The special allocation class simply just moves this function off of your main VDEVs onto dedicated devices to help alleviate some of the performance penalty. You can think of it similarly to an L2ARC, but the data isn't just a cache and if the special VDEV is lost your data has holes in it and your whole pool is dead.
The jury is still out on the effectiveness of this method. No one has really reported on it . Do you still need to follow the old ratio wisdom? I think it depends on how fast your VDEV is and how busy your pool is. You would also need to do some tuning on your ARC to make sure you can fit enough metadata in it to keep your L2ARC populated and cache hits up.
What makes this all more frustrating is that the operating system doesn't even expose Dedupe ratios in the GUI. In fact, It literally ignores the deduped data and counts it as if it weren't deduped, so from a glance it looks like it's not doing anything at all. There's no way of even visualizing it's effectiveness without digging into the command line. It will show you the I/O of your Dedupe VDEV though, so you will be able to see how busy it is at any given time and track trends.
I hate to say it, but if you're here to ask questions of the community here, I don't think you're going to get more satisfactory answers. This feature really hasn't been tested by many people here. These forums are a really good place for people to rehash the old adadges, but many here are unwilling to go beyond the "orthodoxy" as you have probably noticed by being chastised for even asking the question.
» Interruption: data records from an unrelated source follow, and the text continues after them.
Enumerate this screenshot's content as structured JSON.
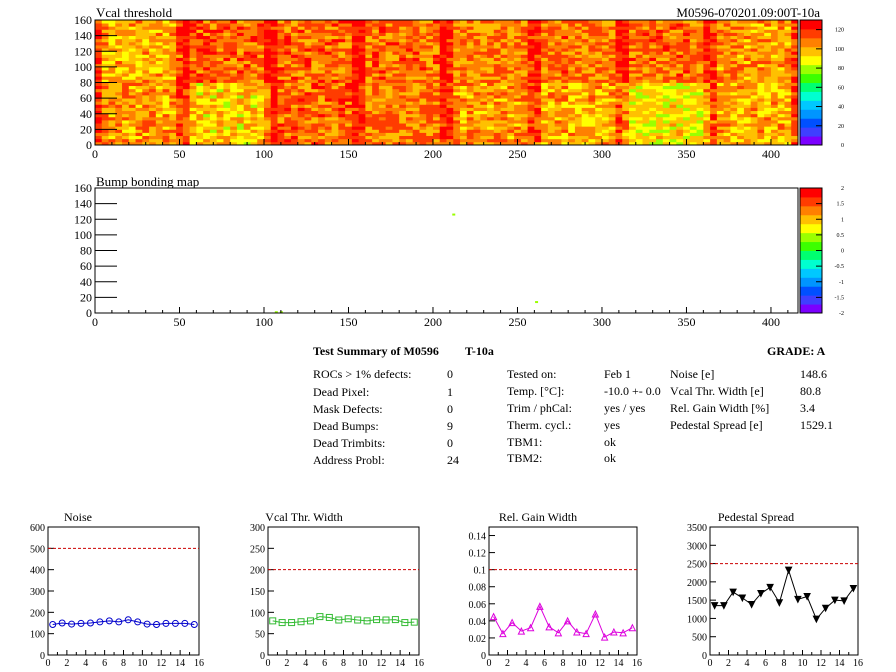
{
  "colors": {
    "heat": [
      "#7b00ff",
      "#3f3fff",
      "#0050ff",
      "#0095ff",
      "#00c8ff",
      "#00ffd0",
      "#00ff70",
      "#3cff00",
      "#9aff00",
      "#ffff00",
      "#ffc000",
      "#ff8000",
      "#ff3c00",
      "#ff0000"
    ],
    "noise": "#0000cc",
    "vcal": "#33bb33",
    "gain": "#dd00dd",
    "pedestal": "#000000",
    "limit": "#cc0000"
  },
  "chart_data": [
    {
      "type": "heatmap",
      "title": "Vcal threshold",
      "title_right": "M0596-070201.09:00T-10a",
      "xlim": [
        0,
        416
      ],
      "ylim": [
        0,
        160
      ],
      "xticks": [
        "0",
        "50",
        "100",
        "150",
        "200",
        "250",
        "300",
        "350",
        "400"
      ],
      "yticks": [
        "0",
        "20",
        "40",
        "60",
        "80",
        "100",
        "120",
        "140",
        "160"
      ],
      "zlim": [
        0,
        130
      ],
      "zticks": [
        "0",
        "20",
        "40",
        "60",
        "80",
        "100",
        "120"
      ],
      "roc_grid": {
        "cols": 8,
        "rows": 2,
        "roc_width": 52,
        "roc_height": 80
      },
      "roc_mean_values": [
        [
          103,
          95,
          110,
          108,
          103,
          100,
          90,
          100
        ],
        [
          100,
          112,
          110,
          110,
          106,
          108,
          110,
          104
        ]
      ]
    },
    {
      "type": "heatmap",
      "title": "Bump bonding map",
      "xlim": [
        0,
        416
      ],
      "ylim": [
        0,
        160
      ],
      "xticks": [
        "0",
        "50",
        "100",
        "150",
        "200",
        "250",
        "300",
        "350",
        "400"
      ],
      "yticks": [
        "0",
        "20",
        "40",
        "60",
        "80",
        "100",
        "120",
        "140",
        "160"
      ],
      "zlim": [
        -2,
        2
      ],
      "zticks": [
        "-2",
        "-1.5",
        "-1",
        "-0.5",
        "0",
        "0.5",
        "1",
        "1.5",
        "2"
      ],
      "points": [
        {
          "x": 107,
          "y": 1,
          "z": 0.5
        },
        {
          "x": 110,
          "y": 1,
          "z": 0.5
        },
        {
          "x": 212,
          "y": 126,
          "z": 0.5
        },
        {
          "x": 261,
          "y": 14,
          "z": 0.5
        }
      ]
    },
    {
      "type": "line",
      "title": "Noise",
      "xlim": [
        0,
        16
      ],
      "ylim": [
        0,
        600
      ],
      "xticks": [
        "0",
        "2",
        "4",
        "6",
        "8",
        "10",
        "12",
        "14",
        "16"
      ],
      "yticks": [
        "0",
        "100",
        "200",
        "300",
        "400",
        "500",
        "600"
      ],
      "limit": 500,
      "marker": "circle",
      "x": [
        0.5,
        1.5,
        2.5,
        3.5,
        4.5,
        5.5,
        6.5,
        7.5,
        8.5,
        9.5,
        10.5,
        11.5,
        12.5,
        13.5,
        14.5,
        15.5
      ],
      "values": [
        143,
        150,
        145,
        148,
        150,
        155,
        160,
        155,
        165,
        155,
        145,
        143,
        148,
        148,
        148,
        143
      ]
    },
    {
      "type": "line",
      "title": "Vcal Thr. Width",
      "xlim": [
        0,
        16
      ],
      "ylim": [
        0,
        300
      ],
      "xticks": [
        "0",
        "2",
        "4",
        "6",
        "8",
        "10",
        "12",
        "14",
        "16"
      ],
      "yticks": [
        "0",
        "50",
        "100",
        "150",
        "200",
        "250",
        "300"
      ],
      "limit": 200,
      "marker": "square",
      "x": [
        0.5,
        1.5,
        2.5,
        3.5,
        4.5,
        5.5,
        6.5,
        7.5,
        8.5,
        9.5,
        10.5,
        11.5,
        12.5,
        13.5,
        14.5,
        15.5
      ],
      "values": [
        80,
        76,
        76,
        78,
        80,
        90,
        88,
        82,
        85,
        82,
        80,
        83,
        82,
        83,
        76,
        77
      ]
    },
    {
      "type": "line",
      "title": "Rel. Gain Width",
      "xlim": [
        0,
        16
      ],
      "ylim": [
        0,
        0.15
      ],
      "xticks": [
        "0",
        "2",
        "4",
        "6",
        "8",
        "10",
        "12",
        "14",
        "16"
      ],
      "yticks": [
        "0",
        "0.02",
        "0.04",
        "0.06",
        "0.08",
        "0.1",
        "0.12",
        "0.14"
      ],
      "limit": 0.1,
      "marker": "triangle",
      "x": [
        0.5,
        1.5,
        2.5,
        3.5,
        4.5,
        5.5,
        6.5,
        7.5,
        8.5,
        9.5,
        10.5,
        11.5,
        12.5,
        13.5,
        14.5,
        15.5
      ],
      "values": [
        0.045,
        0.025,
        0.038,
        0.028,
        0.032,
        0.057,
        0.033,
        0.026,
        0.04,
        0.027,
        0.025,
        0.048,
        0.021,
        0.027,
        0.026,
        0.032
      ]
    },
    {
      "type": "line",
      "title": "Pedestal Spread",
      "xlim": [
        0,
        16
      ],
      "ylim": [
        0,
        3500
      ],
      "xticks": [
        "0",
        "2",
        "4",
        "6",
        "8",
        "10",
        "12",
        "14",
        "16"
      ],
      "yticks": [
        "0",
        "500",
        "1000",
        "1500",
        "2000",
        "2500",
        "3000",
        "3500"
      ],
      "limit": 2500,
      "marker": "triangle-down",
      "x": [
        0.5,
        1.5,
        2.5,
        3.5,
        4.5,
        5.5,
        6.5,
        7.5,
        8.5,
        9.5,
        10.5,
        11.5,
        12.5,
        13.5,
        14.5,
        15.5
      ],
      "values": [
        1350,
        1350,
        1720,
        1560,
        1380,
        1680,
        1850,
        1430,
        2320,
        1520,
        1600,
        980,
        1280,
        1500,
        1480,
        1820
      ]
    }
  ],
  "summary": {
    "title": "Test Summary of M0596",
    "temp_tag": "T-10a",
    "grade": "GRADE:  A",
    "defects": [
      {
        "label": "ROCs > 1% defects:",
        "value": "0"
      },
      {
        "label": "Dead Pixel:",
        "value": "1"
      },
      {
        "label": "Mask Defects:",
        "value": "0"
      },
      {
        "label": "Dead Bumps:",
        "value": "9"
      },
      {
        "label": "Dead Trimbits:",
        "value": "0"
      },
      {
        "label": "Address Probl:",
        "value": "24"
      }
    ],
    "conditions": [
      {
        "label": "Tested on:",
        "value": "Feb 1"
      },
      {
        "label": "Temp. [°C]:",
        "value": "-10.0 +- 0.0"
      },
      {
        "label": "Trim / phCal:",
        "value": "yes / yes"
      },
      {
        "label": "Therm. cycl.:",
        "value": "yes"
      },
      {
        "label": "TBM1:",
        "value": "ok"
      },
      {
        "label": "TBM2:",
        "value": "ok"
      }
    ],
    "performance": [
      {
        "label": "Noise [e]",
        "value": "148.6"
      },
      {
        "label": "Vcal Thr. Width [e]",
        "value": "80.8"
      },
      {
        "label": "Rel. Gain Width [%]",
        "value": "3.4"
      },
      {
        "label": "Pedestal Spread [e]",
        "value": "1529.1"
      }
    ]
  }
}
I can at least say that I have tested this new feature in a very limited way, and it does work. I created a test VM, cloned it 4 times and watched as I saw I/O hitting the special VDEV as expected. I can't tell you what performance would be like when it has to go to the special VDEV for reads because my DDT was only like 1200 bytes so it was in RAM. But, it definitely is writing to that VDEV instead of the main pool, which is saving some additional I/O that would be wasted on writes. That being said, write performance seemed about the same with Dedupe on vs with Dedupe off, which is a good sign. But you are limited by the special vdevs speed for your writes. If your main pool is 11 VDEVs wide, you would probably need more than a single mirror of NVME to actually be fast enough to keep up, my guess would be that you would want 2 special vdevs for Dedupe. Because you are using spinners here, I'm not really sure though. The 5GB per TB guide assumed there wasn't a second usable tier, but I don't think they would have to be particularly large, just particularly fast. There isn't a formula or a reference, so this is all just guessing
Hi all, I've been playing around on my test bench and I'm not really sure what I'm doing wrong. I am using TrueNAS core as a backend storage device for an ESXI host. I installed 2x Samsung 480GB SM953s and set them up as a dedupe VDEV on the pool where the iSCSI target is located. I ZVOL I...
www.ixsystems.com
I think the only way were going to get a real answer here is if someone does testing in a production environment and actually reports their findings here.
i would like to say, though, that Honeybadger does have an interesting point. Doing your workload in VMWare Horizon in a pool (not a ZFS pool lol) of either instant or linked clones would effectively solve the same problem at a different layer in the stack. Obviously, that would not help you if you are also doing traditional Datacenter workloads beyond your current VDI application however.